H.R. 699, the "Stop the Sequester Job Loss Now" Act, calls for replacing sequestration for all scheduled years with a balanced, bipartisan approach that:

                     Reduces the deficit through both increasing revenues and decreasing spending;

                     does not increase the tax burden on middle-income Americans;

                     promotes economic growth while achieving deficit reduction; and

                     maintains the Medicare guarantee and the social safety net for vulnerable Americans.

 

Van Hollen bill takes a fair and balanced approach for 2013.

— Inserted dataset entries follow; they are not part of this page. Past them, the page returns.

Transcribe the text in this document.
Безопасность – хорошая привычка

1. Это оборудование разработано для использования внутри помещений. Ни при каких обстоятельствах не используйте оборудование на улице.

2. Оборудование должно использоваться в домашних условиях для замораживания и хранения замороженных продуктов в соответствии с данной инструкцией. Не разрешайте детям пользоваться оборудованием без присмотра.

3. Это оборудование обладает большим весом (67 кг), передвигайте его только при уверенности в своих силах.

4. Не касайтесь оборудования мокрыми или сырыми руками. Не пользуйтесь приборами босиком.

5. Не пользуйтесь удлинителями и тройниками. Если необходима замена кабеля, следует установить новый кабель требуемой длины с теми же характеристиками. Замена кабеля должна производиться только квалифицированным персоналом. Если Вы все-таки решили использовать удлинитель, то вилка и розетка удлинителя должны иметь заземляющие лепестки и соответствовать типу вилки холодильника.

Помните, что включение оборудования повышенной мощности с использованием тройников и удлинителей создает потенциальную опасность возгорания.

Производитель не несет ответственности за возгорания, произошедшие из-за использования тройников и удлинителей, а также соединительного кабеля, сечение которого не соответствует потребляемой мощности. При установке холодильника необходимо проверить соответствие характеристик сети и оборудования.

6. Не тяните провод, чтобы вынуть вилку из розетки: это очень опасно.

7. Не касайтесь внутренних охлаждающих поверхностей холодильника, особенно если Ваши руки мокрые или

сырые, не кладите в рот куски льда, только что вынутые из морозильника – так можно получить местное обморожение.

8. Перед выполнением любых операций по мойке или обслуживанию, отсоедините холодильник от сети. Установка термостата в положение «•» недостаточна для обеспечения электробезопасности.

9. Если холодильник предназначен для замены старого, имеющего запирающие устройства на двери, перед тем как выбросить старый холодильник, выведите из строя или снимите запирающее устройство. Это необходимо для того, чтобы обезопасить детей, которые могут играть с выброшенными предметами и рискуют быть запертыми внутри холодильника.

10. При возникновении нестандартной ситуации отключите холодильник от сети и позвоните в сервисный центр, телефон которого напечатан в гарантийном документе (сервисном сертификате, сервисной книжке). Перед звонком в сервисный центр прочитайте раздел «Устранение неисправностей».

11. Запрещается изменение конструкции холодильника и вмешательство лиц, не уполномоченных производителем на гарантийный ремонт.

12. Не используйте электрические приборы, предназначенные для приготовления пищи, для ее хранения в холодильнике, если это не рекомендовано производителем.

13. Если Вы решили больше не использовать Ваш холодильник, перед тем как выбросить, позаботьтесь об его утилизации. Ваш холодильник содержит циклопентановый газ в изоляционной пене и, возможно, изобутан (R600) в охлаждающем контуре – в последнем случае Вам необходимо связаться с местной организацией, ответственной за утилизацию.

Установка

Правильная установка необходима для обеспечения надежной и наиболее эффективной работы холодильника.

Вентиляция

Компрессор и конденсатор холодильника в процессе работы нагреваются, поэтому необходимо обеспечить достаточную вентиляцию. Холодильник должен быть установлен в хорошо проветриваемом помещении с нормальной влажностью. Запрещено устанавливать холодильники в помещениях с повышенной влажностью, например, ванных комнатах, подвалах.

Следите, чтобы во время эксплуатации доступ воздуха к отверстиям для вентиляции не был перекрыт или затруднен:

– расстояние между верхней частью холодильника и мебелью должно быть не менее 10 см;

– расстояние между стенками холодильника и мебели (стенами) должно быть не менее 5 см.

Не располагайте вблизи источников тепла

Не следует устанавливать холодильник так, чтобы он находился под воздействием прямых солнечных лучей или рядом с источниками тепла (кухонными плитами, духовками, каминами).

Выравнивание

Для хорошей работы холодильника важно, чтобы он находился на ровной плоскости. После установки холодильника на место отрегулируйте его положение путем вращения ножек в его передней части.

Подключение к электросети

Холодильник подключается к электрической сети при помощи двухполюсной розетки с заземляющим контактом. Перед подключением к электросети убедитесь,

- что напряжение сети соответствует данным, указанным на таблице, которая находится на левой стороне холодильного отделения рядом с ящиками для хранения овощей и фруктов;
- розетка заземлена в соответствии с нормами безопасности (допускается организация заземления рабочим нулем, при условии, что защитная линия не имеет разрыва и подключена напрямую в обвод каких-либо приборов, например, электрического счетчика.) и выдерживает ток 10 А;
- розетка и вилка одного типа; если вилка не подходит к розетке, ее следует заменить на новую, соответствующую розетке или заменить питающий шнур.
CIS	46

This bill contains specific policy choices – a mixture of spending cuts and revenue increases – to replace the sequester for calendar year 2013.  The savings include the following:

 

1.      Repeal Subsidies to Big Oil and Gas Companies – In a time of record oil profits and rising prices at the pump, this bill repeals, starting next year, several costly tax incentives that subsidize the big major integrated oil companies (e.g., Exxon-Mobil, Chevron, Shell, and BP) to do what they would do in any case: produce oil. These subsidies are:

a.       Section 199 deduction for domestic production activities, meant to subsidize the beleaguered manufacturing sector, but which has inadvertently been subsidizing highly lucrative oil production;

b.      "Last-In, First Out" (LIFO) method of inventory accounting that lets oil companies deduct the cost of oil most recently added to inventories (which costs the most when oil prices are rising) from their taxable income; and

c.       "Dual capacity taxpayer" rules that create a subsidy for foreign oil production by allowing oil companies to claim foreign tax credits against royalties paid to foreign governments for the right to extract oil (e.g., a cost of doing business for which a tax deduction rather than a tax credit is more appropriate).

 

2.      Implement a "Buffett Rule" – Billionaire investor Warren Buffett has observed that he pays a lower effective tax rate than his secretary because he receives the bulk of his income in the form of capital gains, which enjoy preferential tax treatment. Starting in 2014, the Buffett Rule is meant to ensure that middle class families will not confront higher effective tax rates than the wealthy. The bill would impose a minimum effective tax rate of 30 percent on adjusted gross incomes above $2 million (and that is phased in for taxpayers with AGI between $1 million and $2 million).

 

3.      Refocus farm subsidies – The agriculture safety net must be better targeted, while continuing to help farmers effectively manage risk. Direct payments – made regardless of yields, prices, farm income or size – are difficult to defend in times of record crop yields and prices.